İhracatın 27.7 milyar seviyesine ulaştığı bu dönemde dış ticaret hacmi 82.2
milyar dolara ulaştı.
2000 yılının Kasım ayında bankacılık kesiminin sıkıntıya
girmesi sonucunda büyük bankalardan birinin faaliyetleri durduruldu. Uluslararası
derecelendirme kuruluşlarının da bu gelişmelerden dolayı Türkiye’nin kredi notunu
düşürmesi sonucu oluşan güvensizlik nedeniyle sermaye çıkışı hızlandı. Bu
süreçte gecelik faizler astronomik oranlara ulaştı. Faiz oranlarındaki bu tırmanma
reel ekonominin finansmanını zorlaştırdı ve üretim olumsuz yönde etkilenmeye
başladı. Bu durumdan tedirgin olan piyasalar, 2001 yılının Şubat ayında yaşanan
siyasi krizin de etkisiyle kontrol edilemez duruma geldi. Dövize olan aşırı talep ve
sermaye çıkışlarının hızlanması sonucunda ekonomi otoriteleri uygulanmakta olan
para programını bırakarak dalgalı kur uygulamasına geçildiğini ilan etmek zorunda
kaldılar. Bunun sonucunda TL, reel olarak değer kaybetti. Ekonomik kriz nedeniyle
meydana gelen iç talepteki daralma ve kurlardan kaynaklanan fiyat avantajı ile reel
ücretlerin gerilemesi sonucu azalan maliyet avantajı nedeniyle ihracat cazip hale geldi
ve 2001 yılında ihracatta "psikolojik sınır" olarak tabir edilen 30 milyar
dolar aşıldı.
2002 yılında yapılan devalüasyonun etkisi ve reel ücretlerdeki
azalma nedeniyle iç talepteki daralma devam etti. Şirketler varlıklarını devam
ettirebilmek için ihracata yöneldiler. Bunun sonucunda, 2002 yılında ihracat, 35
milyar dolar, ithalat ise 50.8 milyar dolar olarak gerçekleşti.

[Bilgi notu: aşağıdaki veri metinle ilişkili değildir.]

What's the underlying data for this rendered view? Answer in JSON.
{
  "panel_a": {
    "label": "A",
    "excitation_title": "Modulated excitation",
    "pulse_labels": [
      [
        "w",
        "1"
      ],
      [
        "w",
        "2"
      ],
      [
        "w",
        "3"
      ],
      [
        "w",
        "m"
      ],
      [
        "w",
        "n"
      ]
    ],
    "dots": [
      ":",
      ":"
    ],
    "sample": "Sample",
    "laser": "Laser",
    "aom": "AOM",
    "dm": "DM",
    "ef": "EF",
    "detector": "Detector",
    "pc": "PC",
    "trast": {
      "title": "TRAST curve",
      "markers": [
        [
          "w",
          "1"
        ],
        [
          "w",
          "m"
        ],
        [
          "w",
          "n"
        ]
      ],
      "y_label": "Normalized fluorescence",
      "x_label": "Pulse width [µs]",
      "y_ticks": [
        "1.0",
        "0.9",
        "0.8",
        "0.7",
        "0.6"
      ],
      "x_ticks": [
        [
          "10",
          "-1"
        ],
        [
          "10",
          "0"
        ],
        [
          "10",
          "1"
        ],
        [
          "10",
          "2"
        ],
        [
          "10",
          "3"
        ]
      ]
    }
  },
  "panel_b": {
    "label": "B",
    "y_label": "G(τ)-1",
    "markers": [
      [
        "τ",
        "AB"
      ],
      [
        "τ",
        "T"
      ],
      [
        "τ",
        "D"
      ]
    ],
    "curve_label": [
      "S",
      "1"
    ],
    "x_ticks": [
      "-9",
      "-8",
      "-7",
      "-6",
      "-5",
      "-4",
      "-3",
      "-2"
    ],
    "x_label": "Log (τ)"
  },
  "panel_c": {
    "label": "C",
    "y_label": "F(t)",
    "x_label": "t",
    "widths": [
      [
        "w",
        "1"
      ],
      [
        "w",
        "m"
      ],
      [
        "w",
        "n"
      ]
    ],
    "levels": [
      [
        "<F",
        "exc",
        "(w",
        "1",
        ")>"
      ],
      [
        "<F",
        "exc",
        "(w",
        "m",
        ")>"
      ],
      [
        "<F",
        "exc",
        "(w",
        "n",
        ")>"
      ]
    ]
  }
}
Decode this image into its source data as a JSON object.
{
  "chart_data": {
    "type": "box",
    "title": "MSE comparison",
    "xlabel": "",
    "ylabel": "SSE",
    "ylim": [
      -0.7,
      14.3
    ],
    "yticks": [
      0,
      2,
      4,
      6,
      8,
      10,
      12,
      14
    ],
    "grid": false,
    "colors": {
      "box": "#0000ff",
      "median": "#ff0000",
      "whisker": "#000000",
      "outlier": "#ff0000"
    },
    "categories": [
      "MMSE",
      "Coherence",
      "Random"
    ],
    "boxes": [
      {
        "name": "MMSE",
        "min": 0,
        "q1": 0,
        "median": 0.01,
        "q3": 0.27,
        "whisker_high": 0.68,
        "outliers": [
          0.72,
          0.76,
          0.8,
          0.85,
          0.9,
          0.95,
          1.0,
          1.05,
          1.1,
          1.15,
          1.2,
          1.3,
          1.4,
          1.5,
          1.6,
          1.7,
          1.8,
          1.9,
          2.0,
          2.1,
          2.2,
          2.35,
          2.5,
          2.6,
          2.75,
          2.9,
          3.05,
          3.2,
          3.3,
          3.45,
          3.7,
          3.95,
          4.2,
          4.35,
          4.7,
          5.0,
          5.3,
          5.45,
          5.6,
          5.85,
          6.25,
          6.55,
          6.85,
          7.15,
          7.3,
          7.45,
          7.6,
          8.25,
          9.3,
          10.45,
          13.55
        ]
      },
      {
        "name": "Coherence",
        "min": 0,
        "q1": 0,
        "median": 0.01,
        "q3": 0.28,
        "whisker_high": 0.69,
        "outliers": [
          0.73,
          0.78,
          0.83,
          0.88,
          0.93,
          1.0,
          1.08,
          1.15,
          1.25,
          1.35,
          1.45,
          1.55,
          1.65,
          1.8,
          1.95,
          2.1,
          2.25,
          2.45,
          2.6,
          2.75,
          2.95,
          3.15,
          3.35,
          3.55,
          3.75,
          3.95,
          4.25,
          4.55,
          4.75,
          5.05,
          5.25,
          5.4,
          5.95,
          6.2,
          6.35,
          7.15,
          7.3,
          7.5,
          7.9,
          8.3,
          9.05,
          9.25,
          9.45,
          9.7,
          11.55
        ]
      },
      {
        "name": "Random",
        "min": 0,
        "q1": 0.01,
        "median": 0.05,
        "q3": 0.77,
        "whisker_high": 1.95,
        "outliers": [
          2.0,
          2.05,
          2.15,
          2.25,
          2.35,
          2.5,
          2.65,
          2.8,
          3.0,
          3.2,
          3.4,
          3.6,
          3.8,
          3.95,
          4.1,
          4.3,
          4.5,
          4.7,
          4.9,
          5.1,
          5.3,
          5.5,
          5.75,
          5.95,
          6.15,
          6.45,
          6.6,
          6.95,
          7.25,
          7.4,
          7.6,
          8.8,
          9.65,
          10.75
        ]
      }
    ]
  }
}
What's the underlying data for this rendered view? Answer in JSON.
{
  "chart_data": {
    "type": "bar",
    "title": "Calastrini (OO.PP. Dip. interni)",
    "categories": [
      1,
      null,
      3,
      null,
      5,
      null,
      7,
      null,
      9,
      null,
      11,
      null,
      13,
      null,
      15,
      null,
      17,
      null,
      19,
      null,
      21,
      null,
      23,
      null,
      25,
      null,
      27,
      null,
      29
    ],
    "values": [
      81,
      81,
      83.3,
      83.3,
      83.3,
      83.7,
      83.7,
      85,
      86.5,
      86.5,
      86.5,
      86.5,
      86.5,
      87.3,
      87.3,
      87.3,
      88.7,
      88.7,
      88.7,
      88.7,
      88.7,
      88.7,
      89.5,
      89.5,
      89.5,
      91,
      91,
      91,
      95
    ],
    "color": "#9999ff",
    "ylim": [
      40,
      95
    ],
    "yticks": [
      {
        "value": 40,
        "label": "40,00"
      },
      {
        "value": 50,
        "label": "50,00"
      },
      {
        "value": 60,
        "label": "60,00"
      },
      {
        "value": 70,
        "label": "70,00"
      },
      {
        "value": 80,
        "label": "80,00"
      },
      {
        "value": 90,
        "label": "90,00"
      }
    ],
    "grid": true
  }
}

Bu çerçevede ihracata bakıldığında 1999 yılından bugüne kadar
ihracatımız belirgin bir artış eğilimi içinde. 1999 yılında 26,6 milyar dolar olan
toplam ihracat 2000 yılında yüzde 4.5 artarak 27.8 milyar dolara, 2001 yılında da
yüzde 12.8 artarak 31,3 milyar dolara yükseldi. 2002 yılında ise ihracat yüzde 12
artarak 35.1 milyar dolara ulaştı.
1999 yılında 40.7 milyar dolar olan ithalat ise uygulanan kur
politikası sonucu TL nin aşırı değerlenmesi ve iç talepteki canlanma nedeniyle
yüzde 34 artış göstererek, 2000 yılında 54,5 milyar dolara yükseldi; ancak 2001
yılında yaşanan ekonomik kriz nedeniyle ithalatta yukarıdaki gelişmelerin tam tersine
bir gelişme yaşandı. Bu yılda ithalat yüzde 24 azalarak 41.4 milyar dolara indi,
ekonomi ise yüzde 9.5 oranında daraldı. 2002 yılında ise ithalat tekrar % 22,8
oranında artarak 50.8 milyar dolara ulaştı. Bu gelişmeler sonucu, 1999 yılında
yüzde 65.4 olan ihracatın ithalatı karşılama oranı, 2000 yılında yüzde 51’e
geriledi, 2001 yılında ise yüzde 75.7’ye yükseldi. 2002 yılında ise bu oran yüzde
69,0 seviyesine geriledi. Toplam ihracat ürünleri içerisinde tarım ürünleri
ihracatı % 10,5 gerileyerek %5.72’lik paya sahip olurken, madencilik ve taş
ocakçılığı ürünleri ihracatı % 0.4 oranında azalarak %1.0’lık bir paya sahip
oldu. İmalat Sanayi ürünleri ihracatı ise % 13.8 oranında artarak % 93.1’lik pay
aldı. İhracatımızda en önemli ülke grubu AB olurken, ilk beş sırayı alan ülkeler
Almanya, İngiltere, ABD, İtalya ve Fransa olarak ortaya çıktı.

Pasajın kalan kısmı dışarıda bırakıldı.